Dr. Storch espouses that Cognitive Behavioral Therapy (CBT) including exposure based treatments are necessary to address symptoms of OCD. Treatment consists of Psycho-education, Exposure Response Prevention (ERP) (going toward fears in a slow step-wise fashion), Developmentally appropriate Cognitive Therapy, Family Therapy, Contingency Management (rewards, etc.), and Relapse prevention.
Eric Storch, PHD, discussed that 53 % of kids with OCD also have difficulties with “rage attacks” when parents tried to set limits around OCD triggers. He suggested that the rage is important to address in the treatment of OCD. Family involvement is key in this effort. OCD effects the family and is a family issue.
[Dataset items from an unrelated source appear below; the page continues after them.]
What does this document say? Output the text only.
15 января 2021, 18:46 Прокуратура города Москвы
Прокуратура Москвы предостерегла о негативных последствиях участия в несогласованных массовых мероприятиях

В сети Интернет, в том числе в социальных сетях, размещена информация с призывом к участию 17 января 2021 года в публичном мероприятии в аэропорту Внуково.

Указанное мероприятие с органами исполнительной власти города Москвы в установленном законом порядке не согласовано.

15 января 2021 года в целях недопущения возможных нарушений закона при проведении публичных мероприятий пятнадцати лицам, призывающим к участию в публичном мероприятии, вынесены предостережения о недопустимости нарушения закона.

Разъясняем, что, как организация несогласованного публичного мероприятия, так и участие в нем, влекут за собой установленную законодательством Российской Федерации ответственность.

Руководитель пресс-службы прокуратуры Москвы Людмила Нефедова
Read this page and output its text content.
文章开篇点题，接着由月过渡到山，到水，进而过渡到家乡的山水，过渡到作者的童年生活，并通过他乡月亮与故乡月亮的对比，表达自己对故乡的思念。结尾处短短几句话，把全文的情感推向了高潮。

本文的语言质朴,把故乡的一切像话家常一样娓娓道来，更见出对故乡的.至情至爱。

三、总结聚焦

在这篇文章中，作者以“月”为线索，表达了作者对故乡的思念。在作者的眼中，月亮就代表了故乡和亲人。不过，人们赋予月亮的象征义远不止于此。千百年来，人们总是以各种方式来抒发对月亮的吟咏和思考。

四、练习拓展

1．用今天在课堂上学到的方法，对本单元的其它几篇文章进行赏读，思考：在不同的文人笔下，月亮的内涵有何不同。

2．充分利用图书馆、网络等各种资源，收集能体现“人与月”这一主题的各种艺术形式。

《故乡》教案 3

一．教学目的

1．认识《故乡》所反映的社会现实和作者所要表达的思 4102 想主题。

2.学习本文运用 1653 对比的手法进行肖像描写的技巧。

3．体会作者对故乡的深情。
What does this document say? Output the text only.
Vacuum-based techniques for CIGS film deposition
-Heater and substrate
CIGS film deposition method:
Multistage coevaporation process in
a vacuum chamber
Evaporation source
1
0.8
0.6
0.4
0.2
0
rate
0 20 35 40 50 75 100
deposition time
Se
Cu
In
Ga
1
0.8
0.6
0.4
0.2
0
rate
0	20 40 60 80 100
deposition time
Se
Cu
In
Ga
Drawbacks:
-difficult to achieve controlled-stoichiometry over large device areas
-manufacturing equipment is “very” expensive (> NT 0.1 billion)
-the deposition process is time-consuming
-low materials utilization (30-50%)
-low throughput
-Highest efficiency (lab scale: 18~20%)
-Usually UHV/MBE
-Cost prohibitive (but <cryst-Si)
A treatment professional can help establish what Dr. Storch calls the “parents’ as therapists’ model”. This model involves parents in the therapy sessions (where appropriate) and helps parents and children learn skills to address the OCD. Parents learn about anxiety and OCD, learn how to address accommodation that may be intensifying OCD, and how to help their children practice skills between treatment sessions. The therapist takes the lead role and then eventually transfers that role to the parent(s).
As part of the pediatric OCD training, Dr. Storch told a story about his own young daughter. One day she asked her dad why he was gone so much. To this he replied that he was both helping other professionals learn how to help kids with worries and OCD and also helping children with anxiety and OCD. His daughter replied, “Don’t you just face your fears and do it over and over and over again.” Storch stated, his young daughter summarized his whole career in this one statement. OCD treatment and recovery focuses on a “general approach to life in which you face your fears no matter what”. Skills are taught and utilized in treatment to help children and adolescents be able to utilize this general approach.
Avoidance tends to be at the core of many difficulties with anxiety. Avoidance increases anxiety. With anxiety we see children and adolescents avoiding the things they are fearful of. These may include germs, new foods, movies or TV, class and school, etc. Exposure to fears and/or disgust, rather than avoidance, and response prevention can be done with creativity, engagement and fun by a therapist trained in CBT (cognitive behavior therapy) and ERP (exposure response prevention). As a learning vehicle, exposure and response prevention (preventing the typically feared response) generally teaches that:
(1). Feared thing doesn’t happen. Or
(2). It does happen but it is not so bad. And
(3). I can cope if given the chance. And
(4). Practice is helpful.
There are many other skills children/adolescents and parents learn over the course of cognitive behavioral treatment and treatment for anxiety and OCD. Dr. Storch emphasized that treatment can change brain functioning over time, especially in children and teens. Pediatric OCD is a treatable condition in which children and families can receive support and treatment.
Over my 25 year career I have had the privilege of treating many individuals with anxiety and OCD. In addition to being so grateful to learn about evidenced based practices for anxiety and OCD, I am also grateful for what I have learned from each person who bravely came into therapy and worked together with me towards healthy change.
For more information on pediatric OCD and/or OCD please see IOCDF.org.
Also see:
Understanding OCD: A guide for parents and professionals, Edited by Adam B. Lewin and Eric A. Storch
Up and Down the Worry Hill: A children’s book about Obsessive-Compulsive Disorder and its Treatment by Aureen Pinto Wagner, PHD
What to do when your Child has Obsessive-Compulsive Disorder: Strategies and Solutions by Aureen Pinto Wagner, PHD
(The information in this blog should not be used as a replacement for guidance, consultation, assessment or treatment by a qualified healthcare professional).